Com a colaboração de vários especialistas, o livro trata de um segmento mundializado e associado no Brasil ao coronelismo eletrônico e ao atraso do País em tomar as rédeas de um projeto nacional, temas desta entrevista.
Seu livro atribui a uma indústria que lida com um bem imaterial, da comunicação, um papel similar ao da indústria têxtil na primeira revolução industrial. Onde cabe essa comparação?
Marcos Dantas – No papel para o dinamismo da economia capitalista. Eu não gosto do termo “imaterial” porque são fabricantes de equipamentos, infraestrutura e produtores em um complexo que representa 7% do Produto Interno Bruto (PIB) mundial, com os mesmos efeitos multiplicadores na economia, de gerar emprego, renda, hábitos e laços sociais, produzindo cultura e redesenhando o modo de vida. Participam a indústria eletroeletrônica, os grandes produtores audiovisuais, de videojogos e softwares; os operadores de meios ou redes de comunicações terrestres, cabeadas ou satelitais; e os grupos financeiros que neles investem e os controlam. No Brasil, onde é associada a organizações como a Globo, Record e Editora Abril, essa indústria determina o tempo da novela, o horário do futebol, dita comportamentos.
Hoje a comunicação é associada a um novo paradigma, em que as pessoas se empoderam e podem mudar as coisas. Essa cultura capitalista não está ameaçada pelo próprio acesso à informação?
Marcos Dantas – O velho Marx disse que o capitalismo é também seu próprio coveiro. Está na contradição do processo que não pode se expandir sem gerar novos conflitos e fragilidades. O capitalismo que gera novos padrões de acumulação, com a indústria do espetáculo e do entretenimento, também produz os meios que empoderam os proletários. O Manifesto Comunista já se referia ao impacto do telégrafo. Bertold Brecht também apontou o potencial do rádio, que poderia ter sido a internet de hoje. Há 80 anos, ele já tratava da neutralidade que discutimos hoje no âmbito do marco civil da internet, as leis que retiram liberdades na rede: Hadopi na França, Sinde na Espanha, Sopa nos EUA. Os roteiros para essas tecnologias no espaço democrático estão em disputa.
E qual tem sido a posição do Brasil nessa disputa?
Marcos Dantas – O livro dedica um capítulo à regulação nos anos 1990, quando o Brasil fez a Lei do Cabo e a Lei Geral de Telecomunicações.
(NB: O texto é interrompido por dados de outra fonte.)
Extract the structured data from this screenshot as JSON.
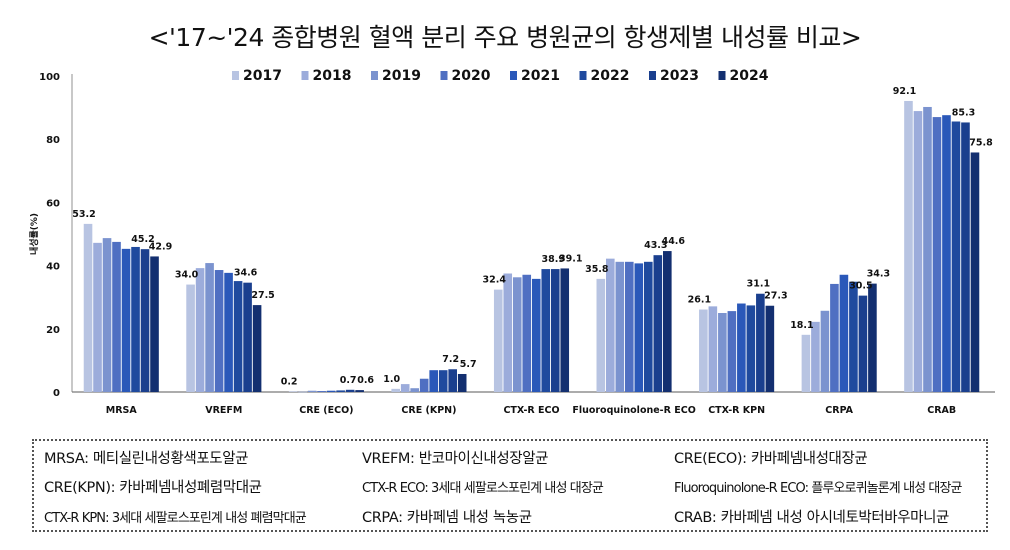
{
  "title": "<'17~'24 종합병원 혈액 분리 주요 병원균의 항생제별 내성률 비교>",
  "chart_data": {
    "type": "bar",
    "title": "<'17~'24 종합병원 혈액 분리 주요 병원균의 항생제별 내성률 비교>",
    "xlabel": "",
    "ylabel": "내성률(%)",
    "ylim": [
      0,
      100
    ],
    "yticks": [
      0,
      20,
      40,
      60,
      80,
      100
    ],
    "grid": false,
    "legend_position": "top-center",
    "categories": [
      "MRSA",
      "VREFM",
      "CRE (ECO)",
      "CRE (KPN)",
      "CTX-R ECO",
      "Fluoroquinolone-R ECO",
      "CTX-R KPN",
      "CRPA",
      "CRAB"
    ],
    "series": [
      {
        "name": "2017",
        "color": "#b8c4e2",
        "values": [
          53.2,
          34.0,
          0.2,
          1.0,
          32.4,
          35.8,
          26.1,
          18.1,
          92.1
        ]
      },
      {
        "name": "2018",
        "color": "#9cacdb",
        "values": [
          47.2,
          39.2,
          0.1,
          2.5,
          37.5,
          42.2,
          27.1,
          22.2,
          88.9
        ]
      },
      {
        "name": "2019",
        "color": "#7b93cf",
        "values": [
          48.7,
          40.8,
          0.4,
          1.2,
          36.3,
          41.2,
          25.0,
          25.7,
          90.2
        ]
      },
      {
        "name": "2020",
        "color": "#4f6fc2",
        "values": [
          47.5,
          38.6,
          0.3,
          4.2,
          37.1,
          41.2,
          25.6,
          34.2,
          87.0
        ]
      },
      {
        "name": "2021",
        "color": "#2a58b9",
        "values": [
          45.3,
          37.7,
          0.4,
          6.9,
          35.8,
          40.7,
          28.0,
          37.1,
          87.6
        ]
      },
      {
        "name": "2022",
        "color": "#1f4a9e",
        "values": [
          45.9,
          35.1,
          0.5,
          6.9,
          38.9,
          41.2,
          27.4,
          34.9,
          85.6
        ]
      },
      {
        "name": "2023",
        "color": "#1a3f8e",
        "values": [
          45.2,
          34.6,
          0.7,
          7.2,
          38.9,
          43.3,
          31.1,
          30.5,
          85.3
        ]
      },
      {
        "name": "2024",
        "color": "#132f70",
        "values": [
          42.9,
          27.5,
          0.6,
          5.7,
          39.1,
          44.6,
          27.3,
          34.3,
          75.8
        ]
      }
    ],
    "data_labels": [
      {
        "category": 0,
        "series": 0,
        "text": "53.2"
      },
      {
        "category": 0,
        "series": 6,
        "text": "45.2"
      },
      {
        "category": 0,
        "series": 7,
        "text": "42.9"
      },
      {
        "category": 1,
        "series": 0,
        "text": "34.0"
      },
      {
        "category": 1,
        "series": 6,
        "text": "34.6"
      },
      {
        "category": 1,
        "series": 7,
        "text": "27.5"
      },
      {
        "category": 2,
        "series": 0,
        "text": "0.2"
      },
      {
        "category": 2,
        "series": 6,
        "text": "0.7"
      },
      {
        "category": 2,
        "series": 7,
        "text": "0.6"
      },
      {
        "category": 3,
        "series": 0,
        "text": "1.0"
      },
      {
        "category": 3,
        "series": 6,
        "text": "7.2"
      },
      {
        "category": 3,
        "series": 7,
        "text": "5.7"
      },
      {
        "category": 4,
        "series": 0,
        "text": "32.4"
      },
      {
        "category": 4,
        "series": 6,
        "text": "38.9"
      },
      {
        "category": 4,
        "series": 7,
        "text": "39.1"
      },
      {
        "category": 5,
        "series": 0,
        "text": "35.8"
      },
      {
        "category": 5,
        "series": 6,
        "text": "43.3"
      },
      {
        "category": 5,
        "series": 7,
        "text": "44.6"
      },
      {
        "category": 6,
        "series": 0,
        "text": "26.1"
      },
      {
        "category": 6,
        "series": 6,
        "text": "31.1"
      },
      {
        "category": 6,
        "series": 7,
        "text": "27.3"
      },
      {
        "category": 7,
        "series": 0,
        "text": "18.1"
      },
      {
        "category": 7,
        "series": 6,
        "text": "30.5"
      },
      {
        "category": 7,
        "series": 7,
        "text": "34.3"
      },
      {
        "category": 8,
        "series": 0,
        "text": "92.1"
      },
      {
        "category": 8,
        "series": 6,
        "text": "85.3"
      },
      {
        "category": 8,
        "series": 7,
        "text": "75.8"
      }
    ]
  },
  "footnote": {
    "items": [
      {
        "text": "MRSA:  메티실린내성황색포도알균"
      },
      {
        "text": "VREFM:  반코마이신내성장알균"
      },
      {
        "text": "CRE(ECO):  카바페넴내성대장균"
      },
      {
        "text": "CRE(KPN):  카바페넴내성폐렴막대균"
      },
      {
        "text": "CTX-R ECO: 3세대 세팔로스포린계 내성 대장균"
      },
      {
        "text": "Fluoroquinolone-R ECO: 플루오로퀴놀론계 내성 대장균"
      },
      {
        "text": "CTX-R KPN: 3세대 세팔로스포린계 내성 폐렴막대균"
      },
      {
        "text": "CRPA:  카바페넴  내성  녹농균"
      },
      {
        "text": "CRAB:  카바페넴  내성  아시네토박터바우마니균"
      }
    ]
  }
}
Mas enquanto outros países faziam a convergência de mídias, aqui nós atendíamos a interesses de lobbies específicos. Não consideramos as dimensões culturais e democráticas para um projeto mais abrangente e estratégico. A radiodifusão aberta permaneceu, assim, em um cenário muito atrasado, dominado pelo coronelismo eletrônico. Nem o PSDB nem o PT tiveram pensamento para articular um marco da comunicação brasileira. Nossas autoridades das telecomunicações não sabem o que dizer sobre o assunto. O despreparo só se agravou, com ministros que atuam ao sabor das pressões, legítimas ou ilegítimas.
E as pressões da sociedade com o projeto da Mídia Democrática?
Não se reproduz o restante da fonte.